Şiirin ‘gerçeklikle’ olan bağı, her zaman ilgilendirmiştir Peker’i. ‘Ölüler Baş Ucumda’, gerçeklikle yakın temas kuran bir şiir. Her şiirde, biraz kendi üslubunun izlerini, kendisinin önemli bulduğu, şiir yazımında başat özelliklerin peşinde koşar. Kendi yazdığı şiire yaklaşımı da bu yöndedir. Sürekli kendini arar; kendini arayıp bulmanın, sonra tekrar yitirmenin şiiridir onunki. Bu öyle bir arayıştır ki şiiri deneyimin, yaşamın bir özeti gibidir. Onun şiirinin gerçekliği, çoğu zaman bir duygudaşlık hissi doğurur. İnsanın en gizlisini açık eden üryan bir pervasızlıkla, okurunu, aynanın karşısında kendi kendini dikizliyor gibi hissettirir. ‘Ben miyim bu şiirde konuşan?’ diye düşünür okur; ‘Ben miyim, Hüseyin Peker mi konuşan?’ İşte öyle, yaşamın tam ortasından akan, sahih bir şiirdir onunki. ‘Ölüler Baş Ucumda’ şiirinde, kendine seslenir kendi kendine tembihte bulunurken söylediği gibi, hep ‘alesta’ bekleyen, diri, kendini yenileyen bir şiirdir.

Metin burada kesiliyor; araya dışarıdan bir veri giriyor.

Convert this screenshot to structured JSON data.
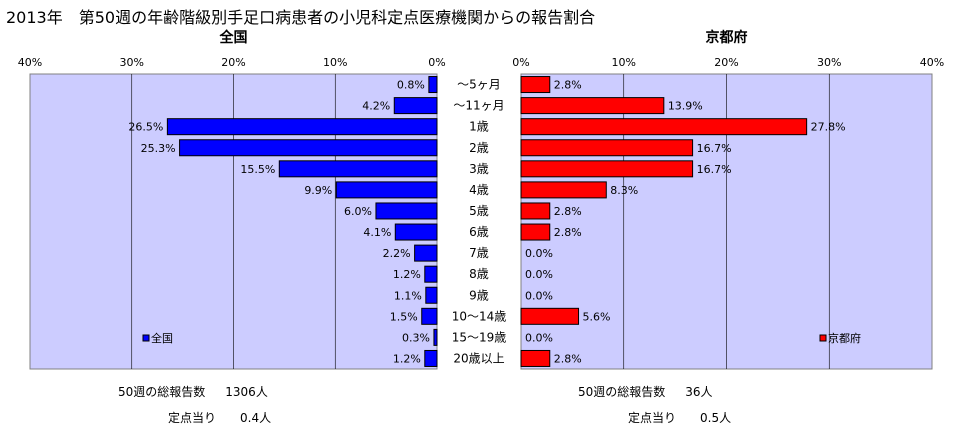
{
  "title": "2013年　第50週の年齢階級別手足口病患者の小児科定点医療機関からの報告割合",
  "chart_data": {
    "type": "bar",
    "orientation": "horizontal",
    "categories": [
      "～5ヶ月",
      "～11ヶ月",
      "1歳",
      "2歳",
      "3歳",
      "4歳",
      "5歳",
      "6歳",
      "7歳",
      "8歳",
      "9歳",
      "10～14歳",
      "15～19歳",
      "20歳以上"
    ],
    "panels": [
      {
        "title": "全国",
        "legend": "全国",
        "legend_position": "bottom-left",
        "direction": "right-to-left",
        "color": "#0000ff",
        "xlim": [
          0,
          40
        ],
        "ticks": [
          "40%",
          "30%",
          "20%",
          "10%",
          "0%"
        ],
        "values": [
          0.8,
          4.2,
          26.5,
          25.3,
          15.5,
          9.9,
          6.0,
          4.1,
          2.2,
          1.2,
          1.1,
          1.5,
          0.3,
          1.2
        ],
        "labels": [
          "0.8%",
          "4.2%",
          "26.5%",
          "25.3%",
          "15.5%",
          "9.9%",
          "6.0%",
          "4.1%",
          "2.2%",
          "1.2%",
          "1.1%",
          "1.5%",
          "0.3%",
          "1.2%"
        ]
      },
      {
        "title": "京都府",
        "legend": "京都府",
        "legend_position": "bottom-right",
        "direction": "left-to-right",
        "color": "#ff0000",
        "xlim": [
          0,
          40
        ],
        "ticks": [
          "0%",
          "10%",
          "20%",
          "30%",
          "40%"
        ],
        "values": [
          2.8,
          13.9,
          27.8,
          16.7,
          16.7,
          8.3,
          2.8,
          2.8,
          0.0,
          0.0,
          0.0,
          5.6,
          0.0,
          2.8
        ],
        "labels": [
          "2.8%",
          "13.9%",
          "27.8%",
          "16.7%",
          "16.7%",
          "8.3%",
          "2.8%",
          "2.8%",
          "0.0%",
          "0.0%",
          "0.0%",
          "5.6%",
          "0.0%",
          "2.8%"
        ]
      }
    ],
    "grid": true,
    "plot_background": "#ccccff"
  },
  "summary": {
    "left": {
      "reports_label": "50週の総報告数",
      "reports_value": "1306人",
      "per_site_label": "定点当り",
      "per_site_value": "0.4人"
    },
    "right": {
      "reports_label": "50週の総報告数",
      "reports_value": "36人",
      "per_site_label": "定点当り",
      "per_site_value": "0.5人"
    }
  }
}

Peker olsa, bu şiiri kendisi eleştiriyor olsa, o da böyle derdi.

Gözüme çarpan dizelerle bitireyim: ‘rüzgâr altında vapur var/ söyle söyle hüseyin, duysunlar/ ölüler seni tekrar gömsünler/ kendimize ayıracak zamanımız yok’; ‘yolculuğu direğe bağladım/ giz üzerine açılan üç köşeli tekneleriyle/ dünya turu deyin isterseniz/ sonu gelmeyen’ ve ‘hava kötü, uzun mesafeye gidemem/ rüzgârla yan yana sürükle beni’.